A full write-up can be found here: https://blog.securitybreak.io/building-a-threat-intelligence-genai-reporter-with-orkl-and-claude-a0ae2e969693

A Model Context Protocol (MCP) server for querying the ORKL API. This server provides tools for fetching and analyzing threat reports, threat actors, and sources.

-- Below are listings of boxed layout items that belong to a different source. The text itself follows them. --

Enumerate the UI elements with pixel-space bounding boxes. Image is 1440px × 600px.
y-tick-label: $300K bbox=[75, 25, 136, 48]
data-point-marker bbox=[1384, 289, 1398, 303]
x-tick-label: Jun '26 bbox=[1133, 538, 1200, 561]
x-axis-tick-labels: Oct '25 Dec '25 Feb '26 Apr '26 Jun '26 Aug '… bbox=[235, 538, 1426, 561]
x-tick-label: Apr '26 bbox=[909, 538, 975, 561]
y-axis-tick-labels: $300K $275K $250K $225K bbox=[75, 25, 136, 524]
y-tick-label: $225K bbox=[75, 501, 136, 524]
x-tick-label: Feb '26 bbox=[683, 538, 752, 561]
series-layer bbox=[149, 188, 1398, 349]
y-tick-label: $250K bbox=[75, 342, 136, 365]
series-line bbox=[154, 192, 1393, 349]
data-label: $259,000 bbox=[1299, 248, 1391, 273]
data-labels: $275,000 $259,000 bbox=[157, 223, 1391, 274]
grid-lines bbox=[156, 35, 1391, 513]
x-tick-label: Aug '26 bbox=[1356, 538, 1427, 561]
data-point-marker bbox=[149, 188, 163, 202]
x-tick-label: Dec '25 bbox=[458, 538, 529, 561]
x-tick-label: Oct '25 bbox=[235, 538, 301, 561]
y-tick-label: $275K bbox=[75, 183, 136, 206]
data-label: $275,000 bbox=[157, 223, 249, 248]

It integrates smoothly with MCP-compatible applications.

---

Quick Install

Edit or create the file /Users/user/Library/Application Support/Claude/claude_desktop_config.json

{
  "mcpServers": {
    "orkl": {
      "command": "uv",
      "args": [
      "--directory",
      "/MyMCP/mcptest/orkl",
      "run",
      "orkl"
      ]
    }
  }
}

---

Tools

Report Tools

Fetch Latest Threat Reports

• Name: fetch_latest_threat_reports
• Description: Fetch recent threat reports with their titles and IDs.
• Parameters: None

Fetch Threat Report Details

• Name: fetch_threat_report_details
• Description: Retrieve detailed information for a specific threat report by ID.
• Parameters:
  • report_id (required): The ID of the threat report.

Threat Actor Tools

Fetch Threat Actors

• Name: fetch_threat_actors
• Description: Fetch a list of known threat actors with their IDs and names.
• Parameters: None

Fetch Threat Actor Details

• Name: fetch_threat_actor_details
• Description: Retrieve detailed information for a specific threat actor by ID.
• Parameters:
  • actor_id (required): The ID of the threat actor.

Source Tools

Fetch Sources

• Name: fetch_sources
• Description: Fetch a list of sources used in threat intelligence.
• Parameters: None

Fetch Source Details

• Name: fetch_source_details
• Description: Retrieve detailed metadata for a specific source by ID.
• Parameters:
  • source_id (required): The ID of the source.